Karin tilted her head. “What did you do after?”
“Wandered,” he said. “Worked where I could. Slept wherever they’d let me.”
She didn’t reply.
“One day, I ran into a merchant caravan—about to be hit by bandits. I stepped in. Instinct. Didn’t know they were under Azure Wind protection. Kivas was there. Watched the whole thing.”
He paused. “He said, ‘If you want coin, you can work. If you want purpose, follow me.’ That was it.”
Karin smiled faintly. “Classic Kivas.”
“He made me train the young ones. Guess he figured a broken thing can still shape others.”
She looked at him, softened. “We’re quite alike, aren’t we?”
Zafran’s brow lifted slightly.
“Broken,” she said.
“I don’t think you are.”
“I don’t think you are either.”
A brief, dry chuckle passed between them.
They stood there a while longer. No more words exchanged. The wind moved past them like breath. And far ahead, the engine pulled them toward something neither of them could name just yet.
Back in the cabin, the train rocked gently.
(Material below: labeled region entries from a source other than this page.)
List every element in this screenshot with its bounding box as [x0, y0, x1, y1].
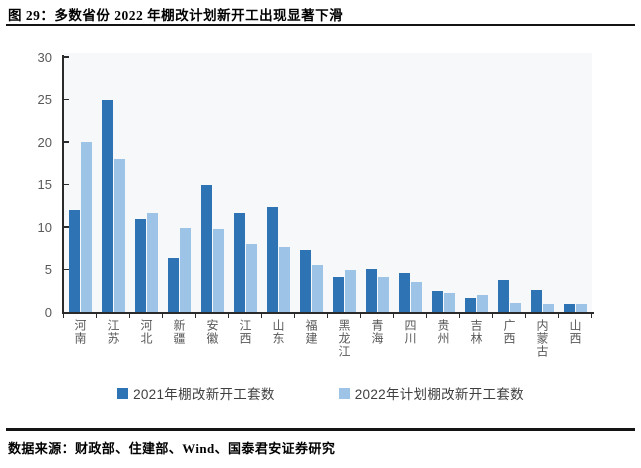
x-tick-mark: [194, 314, 197, 318]
y-tick-label: 30: [37, 49, 52, 65]
bar-2022: [509, 302, 521, 312]
x-tick-mark: [458, 314, 461, 318]
x-axis-label: 贵州: [436, 319, 450, 345]
bar-2022: [443, 293, 455, 312]
bar-2021: [101, 99, 113, 312]
x-axis-label: 广西: [502, 319, 516, 345]
bar-2021: [365, 268, 377, 312]
x-axis-line: [61, 312, 594, 314]
x-tick-mark: [590, 314, 593, 318]
bar-2021: [233, 213, 245, 312]
x-tick-mark: [557, 314, 560, 318]
x-tick-mark: [359, 314, 362, 318]
x-axis-label: 江苏: [106, 319, 120, 345]
bar-2021: [431, 290, 443, 312]
y-tick-label: 20: [37, 134, 52, 150]
bar-2022: [179, 227, 191, 312]
bar-2021: [299, 249, 311, 312]
x-tick-mark: [491, 314, 494, 318]
x-axis-label: 河南: [73, 319, 87, 345]
y-axis-line: [61, 55, 64, 314]
x-axis-label: 山西: [568, 319, 582, 345]
x-axis-label: 河北: [139, 319, 153, 345]
figure-title: 图 29：多数省份 2022 年棚改计划新开工出现显著下滑: [8, 8, 344, 23]
bar-2021: [68, 210, 80, 312]
footer-divider: [6, 428, 635, 431]
bar-2021: [200, 184, 212, 312]
x-tick-mark: [293, 314, 296, 318]
x-axis-label: 内蒙古: [535, 319, 549, 358]
bar-2022: [146, 212, 158, 312]
bar-2021: [266, 206, 278, 312]
x-tick-mark: [128, 314, 131, 318]
y-tick-label: 5: [44, 262, 52, 277]
x-axis-label: 黑龙江: [337, 319, 351, 358]
bar-2021: [563, 303, 575, 312]
chart-legend: 2021年棚改新开工套数 2022年计划棚改新开工套数: [0, 383, 641, 403]
legend-label-2021: 2021年棚改新开工套数: [133, 387, 275, 402]
bar-2022: [311, 265, 323, 312]
legend-label-2022: 2022年计划棚改新开工套数: [354, 387, 524, 402]
legend-item-2021: 2021年棚改新开工套数: [117, 383, 275, 403]
y-tick-mark: [63, 141, 69, 143]
x-tick-mark: [260, 314, 263, 318]
x-tick-mark: [524, 314, 527, 318]
y-tick-mark: [63, 226, 69, 228]
bar-2021: [398, 272, 410, 312]
bar-2021: [464, 298, 476, 312]
x-tick-mark: [425, 314, 428, 318]
bar-2022: [410, 282, 422, 312]
x-axis-label: 福建: [304, 319, 318, 345]
bar-2022: [245, 244, 257, 312]
bar-2022: [113, 159, 125, 312]
bar-2021: [497, 279, 509, 312]
bar-2022: [377, 277, 389, 312]
y-tick-label: 10: [37, 219, 52, 235]
data-source: 数据来源：财政部、住建部、Wind、国泰君安证券研究: [8, 441, 336, 456]
y-tick-label: 25: [37, 92, 52, 107]
y-tick-label: 15: [37, 177, 52, 192]
bar-2021: [332, 277, 344, 312]
x-axis-label: 山东: [271, 319, 285, 345]
legend-swatch-2021: [117, 387, 129, 399]
title-divider: [6, 23, 635, 26]
x-axis-label: 四川: [403, 319, 417, 345]
bar-2022: [212, 228, 224, 312]
bar-2022: [575, 303, 587, 312]
x-tick-mark: [62, 314, 65, 318]
x-tick-mark: [326, 314, 329, 318]
x-tick-mark: [161, 314, 164, 318]
y-tick-label: 0: [44, 304, 52, 320]
bar-2021: [167, 257, 179, 312]
bar-2022: [542, 303, 554, 312]
x-tick-mark: [392, 314, 395, 318]
y-tick-mark: [63, 98, 69, 101]
y-tick-mark: [63, 268, 69, 271]
x-axis-label: 新疆: [172, 319, 186, 345]
bar-2021: [530, 289, 542, 312]
y-tick-mark: [63, 56, 69, 58]
legend-item-2022: 2022年计划棚改新开工套数: [338, 383, 524, 403]
x-axis-label: 吉林: [469, 319, 483, 345]
legend-swatch-2022: [338, 387, 350, 399]
x-tick-mark: [95, 314, 98, 318]
y-tick-mark: [63, 183, 69, 186]
x-axis-label: 江西: [238, 319, 252, 345]
x-tick-mark: [227, 314, 230, 318]
bar-2022: [80, 142, 92, 312]
bar-2022: [278, 246, 290, 312]
bar-2022: [344, 269, 356, 312]
x-axis-label: 安徽: [205, 319, 219, 345]
bar-2022: [476, 295, 488, 312]
bar-2021: [134, 218, 146, 312]
x-axis-label: 青海: [370, 319, 384, 345]
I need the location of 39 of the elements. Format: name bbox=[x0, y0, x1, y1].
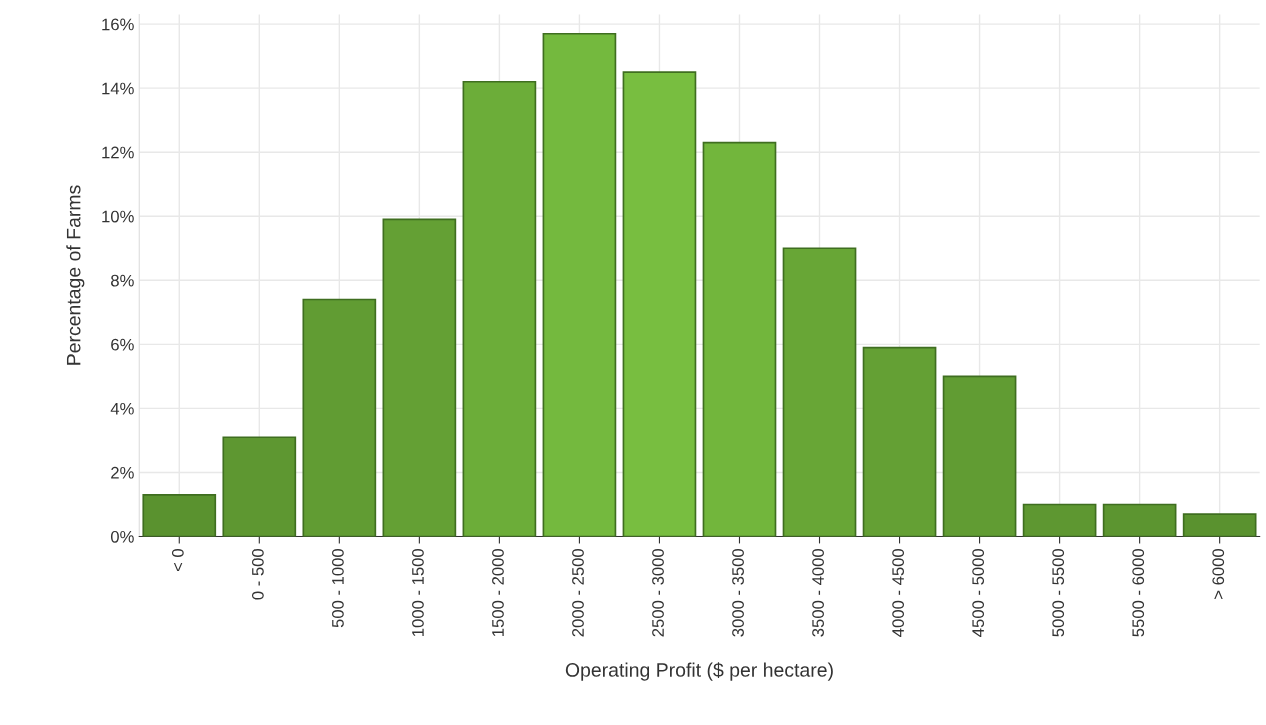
bar bbox=[142, 494, 217, 537]
bar bbox=[222, 436, 297, 537]
x-tick-label: 3500 - 4000 bbox=[812, 548, 824, 637]
y-tick-label: 12% bbox=[102, 146, 134, 159]
x-tick-label: 500 - 1000 bbox=[332, 548, 344, 628]
bar bbox=[382, 218, 457, 537]
bar bbox=[862, 346, 937, 537]
y-tick-label: 14% bbox=[102, 82, 134, 95]
bar bbox=[1182, 513, 1257, 537]
x-tick-label: 5500 - 6000 bbox=[1132, 548, 1145, 637]
bar bbox=[1102, 503, 1177, 537]
x-tick-label: 2000 - 2500 bbox=[572, 548, 584, 637]
y-axis-title: Percentage of Farms bbox=[66, 185, 85, 365]
x-tick-label: 0 - 500 bbox=[251, 548, 264, 600]
x-tick-label: < 0 bbox=[171, 548, 184, 572]
bar bbox=[622, 71, 697, 537]
y-tick-label: 0% bbox=[110, 530, 134, 543]
x-tick-label: > 6000 bbox=[1212, 548, 1225, 599]
x-tick-label: 1500 - 2000 bbox=[492, 548, 504, 636]
bar bbox=[1022, 503, 1097, 537]
x-tick-label: 2500 - 3000 bbox=[652, 548, 664, 637]
x-tick-label: 5000 - 5500 bbox=[1052, 548, 1065, 637]
x-tick-label: 3000 - 3500 bbox=[732, 548, 744, 637]
bar bbox=[462, 80, 537, 537]
x-tick-label: 4500 - 5000 bbox=[972, 548, 985, 637]
bar bbox=[302, 298, 377, 537]
x-tick-label: 4000 - 4500 bbox=[892, 548, 905, 637]
bar bbox=[542, 32, 617, 537]
x-tick-label: 1000 - 1500 bbox=[412, 548, 424, 636]
y-tick-label: 8% bbox=[111, 274, 134, 287]
bar bbox=[782, 247, 857, 537]
x-axis-title: Operating Profit ($ per hectare) bbox=[565, 662, 833, 681]
y-tick-label: 4% bbox=[110, 402, 134, 415]
bar bbox=[702, 141, 777, 537]
y-tick-label: 10% bbox=[102, 210, 134, 223]
y-tick-label: 6% bbox=[111, 338, 134, 351]
bar bbox=[942, 375, 1017, 537]
y-tick-label: 2% bbox=[111, 466, 134, 479]
y-tick-label: 16% bbox=[102, 18, 134, 31]
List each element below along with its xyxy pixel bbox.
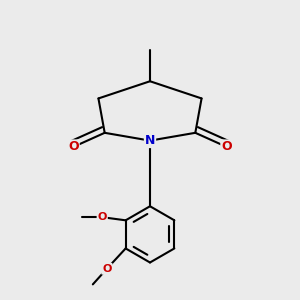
Text: O: O: [221, 140, 232, 153]
Text: N: N: [145, 134, 155, 147]
Text: O: O: [98, 212, 107, 222]
Text: O: O: [68, 140, 79, 153]
Text: O: O: [102, 264, 112, 274]
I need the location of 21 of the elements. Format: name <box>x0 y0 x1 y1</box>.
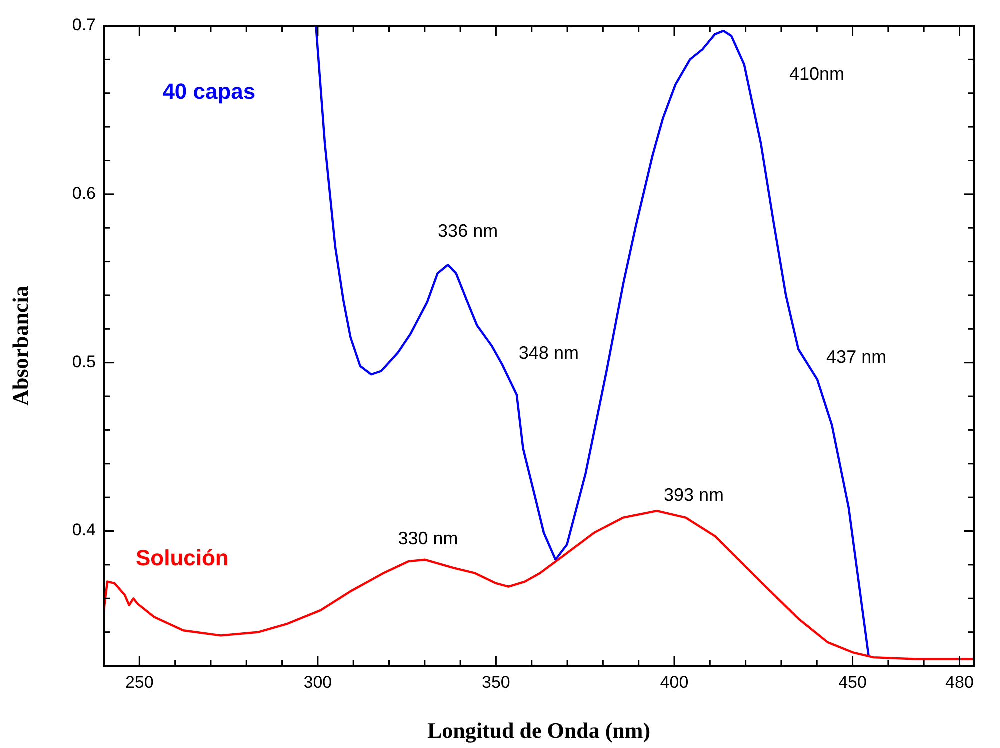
x-tick-label: 300 <box>304 673 332 692</box>
annotation: 330 nm <box>398 528 458 549</box>
x-tick-label: 400 <box>660 673 689 692</box>
y-tick-label: 0.6 <box>72 184 96 203</box>
x-tick-label: 250 <box>125 673 154 692</box>
annotation: 437 nm <box>826 347 887 368</box>
x-tick-label: 480 <box>946 673 974 692</box>
annotation: 336 nm <box>438 220 498 241</box>
annotation: 393 nm <box>664 484 724 505</box>
annotation: 348 nm <box>518 342 579 363</box>
line-series <box>104 510 974 660</box>
y-axis-title: Absorbancia <box>8 286 33 406</box>
text: 40 capas <box>162 79 256 104</box>
annotation: 410nm <box>789 64 845 84</box>
x-tick-label: 450 <box>838 673 867 692</box>
y-tick-label: 0.7 <box>72 15 96 34</box>
y-tick-label: 0.5 <box>72 352 96 372</box>
y-tick-label: 0.4 <box>72 520 96 540</box>
series-label: Solución <box>136 546 229 571</box>
x-tick-label: 350 <box>482 673 510 692</box>
x-axis-title: Longitud de Onda (nm) <box>427 718 651 743</box>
Shadows moved across the ceiling with each passing mile.
Ysar lay flat on his back in his bunk, arms behind his head, staring upward.
“Elsha,” he whispered.
Above him, she didn’t respond right away. Then, “What?”
“You alright about that?”
A pause. Her voice was even. “About what?”
“They seem close,” Ysar said, like he was commenting on the weather.
“They’re comrades.”
“Mhm. Alright. Comrades that talk under the stars after midnight.” He shifted. “Just asking.”
Elsha didn’t answer.
Ysar grinned faintly in the dark. “Kept you up though.”
“I’m awake because you’re talking again.”
“Sure,” he said. “That’s probably it.”
Elsha turned toward the wall, away from him. “It doesn’t mean anything.”
“I didn’t say it did.”
Silence followed.
But something in her chest felt unfamiliar. Not jealousy—she wasn’t the type. And Zafran wasn’t the type to be taken. But something had shifted. That much she could feel.
The way he spoke lately. The way he stood a little closer to Karin than he used to stand near anyone. The way he’d begun to explain himself.
She didn’t like emotions she couldn’t categorize.
And now, she didn’t know where to file this.
Outside, the stars turned slowly above the moving train.
And somewhere far ahead, Fyonar waited.